A wearable pulsed electromagnetic fields device reduced pain intensity and improved physical functioning in patients with painful knee osteoarthritis (OA) in a double-blind, randomized trial.
The commercially available device (ActiPatch, Bioelectronics Corp.) did not improve patients’ mental health, but significantly reduced patients’ intake of NSAIDs and analgesics, compared with placebo.
“Although NSAIDs remain the gold standard for the treatment of pain in OA, there is increasing need to find conservative and alternative approaches, in order to avoid the toxicity associated with the chronic use of the analgesics, mostly in the elderly population,” wrote Dr. Gian Luca Bagnato of the University of Messina (Italy) and his colleagues (Rheumatology [Oxford]. 2015 Dec 24. doi: 10.1093/rheumatology/kev426).
courtesy BioElectronics Corporation
The ActiPatch device is held in place with a wrap around the knee.
Pulsed electromagnetic fields (PEMF) therapy has been shown to reduce chondrocyte apoptosis and MMP-13 expression of knee cartilage and favorably affect cartilage homeostasis in animal models, but data regarding osteoarthritis (OA) pain and function in humans are mixed.
A recent systematic review found no effect in all 14 trials analyzed, but when only high-quality randomized clinical trials were included, PEMF provided significantly better pain relief at 4 and 8 weeks and better function at 8 weeks than did placebo (Rheumatology [Oxford]. 2013;52[5]:815-24).
Not only has the quality of trials varied, so has the PEMF pulse frequency and duration used in trials, “further limiting the possibility of comparing efficacy and safety,” Dr. Bagnato and associates observed.
The current study evenly randomized 60 patients with radiologic evidence of knee OA and persistent pain to wear the PEMF or a placebo device for a minimum of 12 hours, mainly at night, with the device kept in place with a wrap. The active device emits a form of non-ionizing electromagnetic radiation at a frequency of 27.12 MHz, a pulse rate of 1,000 Hz, and a burst width of 100 microsec.
Persistent pain was defined as a minimal mean score of 40 mm for global pain on the VAS (visual analog scale) and daily pain during the month prior to enrollment despite maximal tolerated doses of conventional medical therapy, including acetaminophen and/or an NSAID. The patients’ mean age was 67.7 years and mean OA duration 12 years.
The primary efficacy endpoint was reduction in pain intensity at 1 month on the VAS and WOMAC (Western Ontario and McMaster Universities Arthritis Index). The mean WOMAC total score at baseline was 132.9.
At 1 month, VAS pain scores were reduced 25.5% with the PEMF device and 3.6% with the placebo device. The standardized treatment effect size induced by PEMF therapy was –0.73 (95% confidence interval, –1.24 to –0.19), the investigators reported.
WOMAC pain subscale and total scores fell 23.4% and 18.4% with the PEMF device versus a 2.3% reduction for both scores with the placebo device. The standardized effect size was –0.61 for WOMAC pain (95% CI, –1.12 to –0.09) and –0.34 for WOMAC total score (95% CI, –0.85 to 0.17).
At 1 month, the mean Short Form-36 physical health score was significantly better in the PEMF group than in the placebo group (55.8 vs. 53.1; P = .024), while SF-36 mental health scores were nearly identical (43.8 vs. 43.6; P = .6).

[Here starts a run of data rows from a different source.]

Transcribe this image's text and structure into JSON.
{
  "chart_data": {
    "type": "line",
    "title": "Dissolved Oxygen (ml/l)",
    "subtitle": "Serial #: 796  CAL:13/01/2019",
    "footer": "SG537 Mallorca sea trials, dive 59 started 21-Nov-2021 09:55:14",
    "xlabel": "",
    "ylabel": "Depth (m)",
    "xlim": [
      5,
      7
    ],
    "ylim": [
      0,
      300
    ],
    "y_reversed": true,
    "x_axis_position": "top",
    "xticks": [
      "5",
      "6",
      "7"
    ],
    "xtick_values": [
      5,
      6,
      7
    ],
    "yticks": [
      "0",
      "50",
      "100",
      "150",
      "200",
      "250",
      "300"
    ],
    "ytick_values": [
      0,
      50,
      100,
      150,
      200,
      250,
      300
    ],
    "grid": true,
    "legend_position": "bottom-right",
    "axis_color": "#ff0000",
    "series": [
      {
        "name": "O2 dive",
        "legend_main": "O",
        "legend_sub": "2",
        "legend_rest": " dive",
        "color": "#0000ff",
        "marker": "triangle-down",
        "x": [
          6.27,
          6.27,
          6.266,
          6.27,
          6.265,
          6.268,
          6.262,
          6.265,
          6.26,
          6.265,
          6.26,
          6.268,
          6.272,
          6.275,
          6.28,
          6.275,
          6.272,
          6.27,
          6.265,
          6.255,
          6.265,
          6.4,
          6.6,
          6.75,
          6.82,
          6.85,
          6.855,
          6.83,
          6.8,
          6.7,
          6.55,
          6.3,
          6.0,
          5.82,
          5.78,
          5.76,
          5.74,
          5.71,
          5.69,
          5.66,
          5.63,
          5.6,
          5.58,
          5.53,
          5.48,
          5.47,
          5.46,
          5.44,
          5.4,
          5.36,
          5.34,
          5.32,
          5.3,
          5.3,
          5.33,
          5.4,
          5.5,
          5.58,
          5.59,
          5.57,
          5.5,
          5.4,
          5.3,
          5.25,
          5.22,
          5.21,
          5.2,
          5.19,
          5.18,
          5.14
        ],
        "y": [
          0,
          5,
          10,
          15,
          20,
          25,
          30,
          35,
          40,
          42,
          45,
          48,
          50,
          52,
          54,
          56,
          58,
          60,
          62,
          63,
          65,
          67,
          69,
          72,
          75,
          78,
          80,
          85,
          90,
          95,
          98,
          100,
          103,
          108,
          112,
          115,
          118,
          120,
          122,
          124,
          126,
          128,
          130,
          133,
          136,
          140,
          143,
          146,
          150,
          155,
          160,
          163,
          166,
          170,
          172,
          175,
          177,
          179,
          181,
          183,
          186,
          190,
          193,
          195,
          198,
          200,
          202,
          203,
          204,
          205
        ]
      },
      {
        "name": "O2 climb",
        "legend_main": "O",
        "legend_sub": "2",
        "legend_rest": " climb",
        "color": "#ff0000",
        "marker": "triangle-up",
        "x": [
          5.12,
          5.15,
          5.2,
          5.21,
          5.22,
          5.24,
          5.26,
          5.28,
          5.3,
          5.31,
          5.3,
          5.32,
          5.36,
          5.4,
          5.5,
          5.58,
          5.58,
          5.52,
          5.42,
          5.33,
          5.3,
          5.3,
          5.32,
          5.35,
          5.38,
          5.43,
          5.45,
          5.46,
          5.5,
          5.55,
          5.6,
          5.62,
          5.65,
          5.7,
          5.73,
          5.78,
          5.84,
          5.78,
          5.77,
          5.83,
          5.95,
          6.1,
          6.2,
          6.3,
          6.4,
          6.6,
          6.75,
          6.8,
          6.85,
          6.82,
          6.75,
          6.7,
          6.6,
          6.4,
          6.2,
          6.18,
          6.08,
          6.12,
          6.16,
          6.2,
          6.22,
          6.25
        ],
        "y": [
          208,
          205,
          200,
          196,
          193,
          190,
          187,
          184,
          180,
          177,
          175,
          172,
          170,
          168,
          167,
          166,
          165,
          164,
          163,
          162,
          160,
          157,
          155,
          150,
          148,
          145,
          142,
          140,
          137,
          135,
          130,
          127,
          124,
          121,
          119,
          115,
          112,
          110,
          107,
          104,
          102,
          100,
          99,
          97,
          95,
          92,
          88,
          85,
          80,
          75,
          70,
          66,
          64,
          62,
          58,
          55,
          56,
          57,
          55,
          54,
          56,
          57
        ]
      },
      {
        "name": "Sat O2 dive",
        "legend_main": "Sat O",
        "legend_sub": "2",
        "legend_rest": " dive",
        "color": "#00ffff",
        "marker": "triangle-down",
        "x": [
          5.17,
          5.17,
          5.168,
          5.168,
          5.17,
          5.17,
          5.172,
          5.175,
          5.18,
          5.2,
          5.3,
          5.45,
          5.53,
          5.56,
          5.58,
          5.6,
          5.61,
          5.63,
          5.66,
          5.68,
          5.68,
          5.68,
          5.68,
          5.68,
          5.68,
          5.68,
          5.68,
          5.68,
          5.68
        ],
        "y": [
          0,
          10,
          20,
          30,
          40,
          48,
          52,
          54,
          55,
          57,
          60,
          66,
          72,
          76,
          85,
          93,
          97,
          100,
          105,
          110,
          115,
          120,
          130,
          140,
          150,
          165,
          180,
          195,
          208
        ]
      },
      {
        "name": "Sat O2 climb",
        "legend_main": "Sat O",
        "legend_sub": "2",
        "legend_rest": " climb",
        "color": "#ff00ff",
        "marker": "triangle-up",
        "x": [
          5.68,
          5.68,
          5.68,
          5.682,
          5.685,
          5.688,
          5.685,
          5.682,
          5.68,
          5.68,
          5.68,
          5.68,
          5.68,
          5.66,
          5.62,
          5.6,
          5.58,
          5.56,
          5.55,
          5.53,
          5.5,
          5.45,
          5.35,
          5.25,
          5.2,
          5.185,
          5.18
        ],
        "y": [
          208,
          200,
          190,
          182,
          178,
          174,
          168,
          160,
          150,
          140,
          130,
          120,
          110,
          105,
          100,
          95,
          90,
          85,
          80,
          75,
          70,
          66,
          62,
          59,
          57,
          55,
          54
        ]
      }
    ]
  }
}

Patients were allowed per protocol to take prescribed analgesic therapy as needed, but eight patients from the PEMF group stopped these medications, while one patient from the placebo group stopped medication and three started a new therapy for chronic pain. No adverse events were reported during the study.
“Given that our data are limited to a low number of participants and the long-term efficacy of the wearable device is unknown, the generalizability of the results needs to be confirmed in a larger clinical trial with a longer duration of treatment,” Dr. Bagnato and his coauthors concluded. “However, the use of a wearable PEMF therapy in knee OA can be considered as an alternative safe and effective therapy in knee OA, providing the possibility for home-based management of pain, compared with previous studies.”